Seven types of positioning strategies
There are several different routes to take when employing positioning strategies. Although there often needs to be a central one, it is effective to use several in unison. This method allows for greater market reach and helps to inform your customers through different modes. The seven basic types of positioning strategies are:
Product characteristics or consumer benefits: In using this strategy for positioning, the focus is on quality. It addresses the brand's durability, dependability or reliability and style. An example of positioning based on characteristics is when toothpaste companies refer to the product as "refreshing" or "cavity fighting." A slogan like "stronger than steel" communicates strength and reliability in a market where similar products exist but are differentiated through consistency of product characteristics.
Pricing: This positioning strategy focuses on the relationship between price and quality and the consumer's perception of the value of a product. In comparing jacket prices, a buyer might assume that a jacket higher in price is higher in quality. Conversely, a lower-priced product will position for affordability. Designer jeans boast quality because of price, while department store jeans are accessible to all.
Use or application: When a brand reaches a larger market or changes the purpose of the brand or product, positioning based on use is functioning. For example, a company that advertises its hot tea during colder seasons begins to advertise an iced version during the summer to alter its brand's use to reach a larger market through modifying applications. Tape or adhesives often used for home repairs can reposition the brand for decorative or craft projects. Widening the reach accesses a different type of customer.
Product process: This is when a brand is associated with a specific user or class of users.

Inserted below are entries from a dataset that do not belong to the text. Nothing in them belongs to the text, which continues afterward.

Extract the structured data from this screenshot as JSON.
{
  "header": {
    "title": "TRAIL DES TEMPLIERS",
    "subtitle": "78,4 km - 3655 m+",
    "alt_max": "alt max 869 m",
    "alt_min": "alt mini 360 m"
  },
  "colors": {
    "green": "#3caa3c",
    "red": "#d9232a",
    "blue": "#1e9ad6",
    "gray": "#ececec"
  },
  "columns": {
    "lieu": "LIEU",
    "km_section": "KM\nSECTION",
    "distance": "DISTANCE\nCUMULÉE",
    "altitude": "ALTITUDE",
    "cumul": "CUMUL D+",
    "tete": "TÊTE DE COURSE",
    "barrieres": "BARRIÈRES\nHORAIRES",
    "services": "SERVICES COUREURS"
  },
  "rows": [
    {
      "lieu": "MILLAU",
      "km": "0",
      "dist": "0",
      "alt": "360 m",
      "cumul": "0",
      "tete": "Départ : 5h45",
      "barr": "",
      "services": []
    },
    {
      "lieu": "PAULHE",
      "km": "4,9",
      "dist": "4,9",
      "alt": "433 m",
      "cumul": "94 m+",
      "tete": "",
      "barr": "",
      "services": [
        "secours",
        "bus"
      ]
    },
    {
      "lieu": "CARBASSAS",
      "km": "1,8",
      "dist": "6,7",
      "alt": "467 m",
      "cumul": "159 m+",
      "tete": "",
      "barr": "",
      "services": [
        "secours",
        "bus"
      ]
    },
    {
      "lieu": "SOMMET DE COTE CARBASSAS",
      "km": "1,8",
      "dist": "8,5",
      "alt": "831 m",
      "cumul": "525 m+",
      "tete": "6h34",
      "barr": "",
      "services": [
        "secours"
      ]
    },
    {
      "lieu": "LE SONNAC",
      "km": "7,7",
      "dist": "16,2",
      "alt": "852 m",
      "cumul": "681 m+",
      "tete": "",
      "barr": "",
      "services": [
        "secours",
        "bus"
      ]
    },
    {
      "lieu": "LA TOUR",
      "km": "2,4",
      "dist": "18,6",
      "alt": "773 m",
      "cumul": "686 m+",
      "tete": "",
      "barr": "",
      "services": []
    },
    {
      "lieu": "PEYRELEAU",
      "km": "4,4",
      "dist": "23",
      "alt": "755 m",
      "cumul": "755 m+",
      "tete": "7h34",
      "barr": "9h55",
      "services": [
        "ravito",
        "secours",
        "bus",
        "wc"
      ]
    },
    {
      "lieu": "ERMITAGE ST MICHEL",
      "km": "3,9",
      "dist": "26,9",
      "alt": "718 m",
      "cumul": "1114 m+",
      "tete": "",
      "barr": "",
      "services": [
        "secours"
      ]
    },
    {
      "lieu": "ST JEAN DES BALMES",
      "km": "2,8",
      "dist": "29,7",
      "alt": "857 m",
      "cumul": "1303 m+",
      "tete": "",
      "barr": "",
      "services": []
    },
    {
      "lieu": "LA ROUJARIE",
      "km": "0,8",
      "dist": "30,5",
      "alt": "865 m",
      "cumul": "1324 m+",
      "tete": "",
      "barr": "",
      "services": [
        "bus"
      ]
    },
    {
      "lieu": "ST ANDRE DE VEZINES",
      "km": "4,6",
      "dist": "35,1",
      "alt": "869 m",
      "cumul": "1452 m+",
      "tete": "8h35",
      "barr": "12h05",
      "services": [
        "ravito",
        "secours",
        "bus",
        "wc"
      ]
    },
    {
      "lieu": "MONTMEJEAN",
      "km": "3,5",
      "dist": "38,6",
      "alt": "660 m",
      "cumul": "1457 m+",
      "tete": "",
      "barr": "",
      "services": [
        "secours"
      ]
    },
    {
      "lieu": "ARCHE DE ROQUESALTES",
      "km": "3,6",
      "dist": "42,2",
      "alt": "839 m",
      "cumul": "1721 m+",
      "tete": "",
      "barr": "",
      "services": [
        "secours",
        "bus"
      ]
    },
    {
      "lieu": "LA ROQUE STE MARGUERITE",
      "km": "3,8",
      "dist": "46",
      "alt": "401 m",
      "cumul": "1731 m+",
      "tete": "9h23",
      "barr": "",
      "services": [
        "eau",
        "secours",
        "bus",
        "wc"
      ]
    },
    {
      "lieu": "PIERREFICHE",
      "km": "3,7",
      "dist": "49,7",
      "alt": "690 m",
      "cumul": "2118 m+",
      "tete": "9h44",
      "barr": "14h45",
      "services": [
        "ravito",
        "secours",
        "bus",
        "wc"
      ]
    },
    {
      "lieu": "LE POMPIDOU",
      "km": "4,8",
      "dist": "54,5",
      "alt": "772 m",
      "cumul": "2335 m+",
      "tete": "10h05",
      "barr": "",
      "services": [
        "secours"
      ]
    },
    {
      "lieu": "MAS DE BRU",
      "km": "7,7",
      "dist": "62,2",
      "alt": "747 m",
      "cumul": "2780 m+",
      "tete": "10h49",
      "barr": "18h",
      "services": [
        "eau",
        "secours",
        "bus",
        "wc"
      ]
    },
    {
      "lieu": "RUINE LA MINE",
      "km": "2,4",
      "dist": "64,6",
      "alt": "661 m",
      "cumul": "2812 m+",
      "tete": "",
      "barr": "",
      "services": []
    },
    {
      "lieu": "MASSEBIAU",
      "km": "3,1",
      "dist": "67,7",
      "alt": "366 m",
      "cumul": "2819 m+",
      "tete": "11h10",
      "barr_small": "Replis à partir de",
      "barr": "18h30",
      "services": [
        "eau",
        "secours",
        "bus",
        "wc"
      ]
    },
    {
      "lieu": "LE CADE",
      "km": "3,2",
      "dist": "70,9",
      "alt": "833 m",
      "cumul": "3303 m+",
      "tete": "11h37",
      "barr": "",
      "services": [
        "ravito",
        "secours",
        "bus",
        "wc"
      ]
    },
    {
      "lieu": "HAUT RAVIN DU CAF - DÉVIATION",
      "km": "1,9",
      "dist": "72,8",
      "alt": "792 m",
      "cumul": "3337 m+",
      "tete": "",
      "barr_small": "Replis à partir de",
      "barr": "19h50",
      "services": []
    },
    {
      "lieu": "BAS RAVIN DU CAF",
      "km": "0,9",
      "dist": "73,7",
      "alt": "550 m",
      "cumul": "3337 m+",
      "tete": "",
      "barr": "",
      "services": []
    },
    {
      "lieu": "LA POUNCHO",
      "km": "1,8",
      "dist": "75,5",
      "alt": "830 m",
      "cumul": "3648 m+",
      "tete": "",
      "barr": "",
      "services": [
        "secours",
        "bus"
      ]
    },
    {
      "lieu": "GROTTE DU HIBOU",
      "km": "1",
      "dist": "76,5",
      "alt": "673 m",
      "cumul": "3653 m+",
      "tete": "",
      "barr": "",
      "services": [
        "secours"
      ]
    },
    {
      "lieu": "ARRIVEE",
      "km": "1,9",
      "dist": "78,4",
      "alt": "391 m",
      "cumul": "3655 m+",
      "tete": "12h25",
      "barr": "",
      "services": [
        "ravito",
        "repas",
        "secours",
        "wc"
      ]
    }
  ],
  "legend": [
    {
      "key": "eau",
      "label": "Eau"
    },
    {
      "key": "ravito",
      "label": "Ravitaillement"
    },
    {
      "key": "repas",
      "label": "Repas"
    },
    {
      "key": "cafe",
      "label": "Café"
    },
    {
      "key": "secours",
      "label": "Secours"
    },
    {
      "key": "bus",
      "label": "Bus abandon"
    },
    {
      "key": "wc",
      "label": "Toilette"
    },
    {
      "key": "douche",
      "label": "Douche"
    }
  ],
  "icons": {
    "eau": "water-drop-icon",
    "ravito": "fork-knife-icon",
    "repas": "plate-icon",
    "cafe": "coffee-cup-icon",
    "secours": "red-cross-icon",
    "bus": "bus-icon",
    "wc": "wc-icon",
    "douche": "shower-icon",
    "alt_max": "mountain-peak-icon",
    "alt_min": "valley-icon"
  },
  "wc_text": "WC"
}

Endorsements by famous personalities or product influencers are examples. The athleticism exhibited by basketball players who wear specific sneaker brands is expected to be associated with the brand in consumers' minds. In purchasing that brand, the expectation is that all who wear it will be as athletic. Another example is a shampoo once specifically marketed only for babies might change the application to be used by people with sensitive hair or scalps too. Repositioning based on the application will help a brand that is already positioned to expand by sharing the market.
Product class: This consists of positioning two related products in the same product class simultaneously, resulting in an increased customer base. By positioning dried milk as both a breakfast substitute and a protein shake, the appeal is doubled to two different customer needs.
Cultural symbols: The objective in positioning based on a cultural symbol is to identify something like a symbol very meaningful to people that have not been used by competitors and harness it to associate your brand with that symbol. Airlines have done this with cultural symbols to associate with royal treatment.
Competitors (relation to): Using competitors as a frame of reference to differentiate a brand is another type of positioning. Positioning your brand against competitors is an obvious challenge on quality and asserts that your brand is superior with a competitive edge. For example, one chicken-based fast food restaurant boasts a bovine mascot who encourages customers to eat chicken, being aware that most other fast-food chains market beef burgers. Positioning in relation to or against competitors inferentially acknowledges similarities but focuses on the differences, thus spotlighting your brand over the others.